Remember, it is always recommended to consult with a healthcare professional or a registered dietitian before starting any new diet to ensure it aligns with your individual health needs and goals.

Frequently asked questions

The keto diet is a low-carb, high-fat diet that aims to get you into ketosis, a metabolic condition in which the body burns fat, rather than carbohydrates, as its primary source of fuel. Weight Watchers, on the other hand, is a commercial diet program thatsection is based on the concept of moderation and portion control and uses a points-based system to encourage healthier diet choices.

Some pros of the keto diet are that it helps people lose weight without calorie-counting and maximises fat-burning. It also reduces inflammation, lowers blood sugar and may reverse insulin resistance. However, the keto diet can be difficult to sustain over the long term due to its restrictive nature and it may be particularly challenging to maintain during holidays or while vacationing. There are also some potential long-term health concerns that scientists haven’t fully investigated yet, including the potential to increase cholesterol levels.

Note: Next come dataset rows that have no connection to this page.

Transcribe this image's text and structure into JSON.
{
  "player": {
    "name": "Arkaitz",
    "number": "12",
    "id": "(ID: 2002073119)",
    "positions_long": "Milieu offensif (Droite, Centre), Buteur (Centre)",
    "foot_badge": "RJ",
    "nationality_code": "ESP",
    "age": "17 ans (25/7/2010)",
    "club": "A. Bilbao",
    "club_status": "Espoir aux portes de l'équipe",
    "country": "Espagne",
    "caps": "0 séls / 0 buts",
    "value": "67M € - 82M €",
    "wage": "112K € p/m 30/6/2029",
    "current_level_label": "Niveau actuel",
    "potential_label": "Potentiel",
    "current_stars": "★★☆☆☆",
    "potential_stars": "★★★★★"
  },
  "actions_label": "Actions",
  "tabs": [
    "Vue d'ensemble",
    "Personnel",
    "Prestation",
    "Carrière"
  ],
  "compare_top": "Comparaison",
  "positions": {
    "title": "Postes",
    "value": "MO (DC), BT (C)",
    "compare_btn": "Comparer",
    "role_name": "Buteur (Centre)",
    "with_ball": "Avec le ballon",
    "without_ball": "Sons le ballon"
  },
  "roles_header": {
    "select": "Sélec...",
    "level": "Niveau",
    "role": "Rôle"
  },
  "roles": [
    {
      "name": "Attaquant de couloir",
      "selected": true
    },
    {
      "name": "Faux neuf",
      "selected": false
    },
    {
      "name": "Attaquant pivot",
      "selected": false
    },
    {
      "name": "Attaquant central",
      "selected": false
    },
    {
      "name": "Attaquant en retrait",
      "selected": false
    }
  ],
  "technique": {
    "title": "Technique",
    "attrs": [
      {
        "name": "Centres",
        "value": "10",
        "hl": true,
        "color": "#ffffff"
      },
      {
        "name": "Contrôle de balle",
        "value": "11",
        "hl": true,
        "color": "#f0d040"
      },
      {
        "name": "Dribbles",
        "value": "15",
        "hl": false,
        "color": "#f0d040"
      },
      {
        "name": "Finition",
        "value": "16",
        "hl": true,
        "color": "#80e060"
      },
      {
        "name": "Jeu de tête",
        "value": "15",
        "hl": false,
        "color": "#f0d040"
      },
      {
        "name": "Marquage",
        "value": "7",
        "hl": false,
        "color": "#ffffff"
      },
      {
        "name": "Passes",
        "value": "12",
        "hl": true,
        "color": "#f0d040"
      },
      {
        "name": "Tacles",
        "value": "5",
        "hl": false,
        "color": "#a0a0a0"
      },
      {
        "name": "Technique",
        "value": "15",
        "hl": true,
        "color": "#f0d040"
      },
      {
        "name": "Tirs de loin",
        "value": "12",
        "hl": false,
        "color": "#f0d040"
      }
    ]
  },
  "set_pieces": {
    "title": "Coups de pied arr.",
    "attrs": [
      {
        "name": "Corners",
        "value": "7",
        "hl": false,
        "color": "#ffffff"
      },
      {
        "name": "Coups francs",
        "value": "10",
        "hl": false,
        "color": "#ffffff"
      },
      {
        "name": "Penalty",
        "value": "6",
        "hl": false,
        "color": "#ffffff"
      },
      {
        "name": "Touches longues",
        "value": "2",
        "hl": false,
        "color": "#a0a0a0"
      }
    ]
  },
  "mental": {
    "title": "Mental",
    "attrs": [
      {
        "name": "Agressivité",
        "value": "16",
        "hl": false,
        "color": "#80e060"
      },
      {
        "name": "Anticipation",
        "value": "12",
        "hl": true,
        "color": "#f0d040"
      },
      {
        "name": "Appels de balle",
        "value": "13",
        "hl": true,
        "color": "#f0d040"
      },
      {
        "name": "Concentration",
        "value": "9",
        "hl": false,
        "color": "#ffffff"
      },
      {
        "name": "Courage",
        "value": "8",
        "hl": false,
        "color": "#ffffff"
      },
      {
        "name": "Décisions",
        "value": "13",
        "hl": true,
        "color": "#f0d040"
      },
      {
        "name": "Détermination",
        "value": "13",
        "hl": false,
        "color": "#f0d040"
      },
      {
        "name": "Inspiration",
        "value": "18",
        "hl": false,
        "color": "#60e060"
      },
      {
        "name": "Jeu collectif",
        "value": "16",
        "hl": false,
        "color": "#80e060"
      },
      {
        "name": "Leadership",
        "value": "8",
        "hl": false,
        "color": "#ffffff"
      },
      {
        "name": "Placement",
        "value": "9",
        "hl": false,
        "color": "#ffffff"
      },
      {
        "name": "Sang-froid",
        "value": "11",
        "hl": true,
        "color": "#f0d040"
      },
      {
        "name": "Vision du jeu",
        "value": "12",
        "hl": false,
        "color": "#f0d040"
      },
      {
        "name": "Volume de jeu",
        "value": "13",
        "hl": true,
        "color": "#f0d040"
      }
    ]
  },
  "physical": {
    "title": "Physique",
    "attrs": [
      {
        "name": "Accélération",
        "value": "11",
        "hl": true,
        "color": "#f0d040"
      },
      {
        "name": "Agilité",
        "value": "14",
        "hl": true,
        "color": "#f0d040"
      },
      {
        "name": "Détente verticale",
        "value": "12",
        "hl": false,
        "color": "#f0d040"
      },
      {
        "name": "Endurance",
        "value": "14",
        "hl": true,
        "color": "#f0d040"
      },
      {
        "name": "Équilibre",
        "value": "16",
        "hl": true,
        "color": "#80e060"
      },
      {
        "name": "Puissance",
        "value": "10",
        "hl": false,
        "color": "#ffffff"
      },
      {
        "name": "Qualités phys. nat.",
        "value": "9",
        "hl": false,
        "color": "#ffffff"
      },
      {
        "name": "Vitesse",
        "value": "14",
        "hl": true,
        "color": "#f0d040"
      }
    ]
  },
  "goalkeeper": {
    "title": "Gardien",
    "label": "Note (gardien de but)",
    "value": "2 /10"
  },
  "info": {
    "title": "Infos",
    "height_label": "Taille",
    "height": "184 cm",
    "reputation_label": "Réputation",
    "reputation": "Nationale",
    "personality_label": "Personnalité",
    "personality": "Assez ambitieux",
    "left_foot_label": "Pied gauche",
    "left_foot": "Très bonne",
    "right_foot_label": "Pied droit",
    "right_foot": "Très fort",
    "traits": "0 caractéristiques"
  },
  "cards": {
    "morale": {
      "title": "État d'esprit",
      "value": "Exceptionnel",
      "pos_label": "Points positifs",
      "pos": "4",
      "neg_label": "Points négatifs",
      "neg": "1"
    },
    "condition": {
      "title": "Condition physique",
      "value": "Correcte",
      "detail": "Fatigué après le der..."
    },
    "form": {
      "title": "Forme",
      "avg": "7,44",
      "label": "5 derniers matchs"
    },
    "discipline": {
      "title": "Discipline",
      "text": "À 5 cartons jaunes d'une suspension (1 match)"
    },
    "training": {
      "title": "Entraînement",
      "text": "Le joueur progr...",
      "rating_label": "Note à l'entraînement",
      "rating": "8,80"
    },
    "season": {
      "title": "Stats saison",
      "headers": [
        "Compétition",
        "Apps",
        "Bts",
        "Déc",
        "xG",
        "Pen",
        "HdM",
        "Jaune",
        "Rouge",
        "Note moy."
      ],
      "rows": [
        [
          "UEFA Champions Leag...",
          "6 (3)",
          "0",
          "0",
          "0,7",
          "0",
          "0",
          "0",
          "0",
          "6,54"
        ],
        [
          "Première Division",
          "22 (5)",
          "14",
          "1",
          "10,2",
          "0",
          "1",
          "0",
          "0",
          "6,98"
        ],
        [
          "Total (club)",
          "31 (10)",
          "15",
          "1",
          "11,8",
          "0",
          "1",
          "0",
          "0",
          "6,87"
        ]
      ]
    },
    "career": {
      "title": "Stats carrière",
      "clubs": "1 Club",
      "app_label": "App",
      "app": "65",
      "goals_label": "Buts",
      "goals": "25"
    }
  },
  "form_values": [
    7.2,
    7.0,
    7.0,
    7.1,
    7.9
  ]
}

Some pros of Weight Watchers are that it is flexible, allowing all foods, and it is backed by research that shows it is effective for weight loss. Some cons are that it may be difficult to stick with over time due to factors such as the cost and hunger. According to a 2014 systematic review, weight lost with Weight Watchers is often partially regained over time.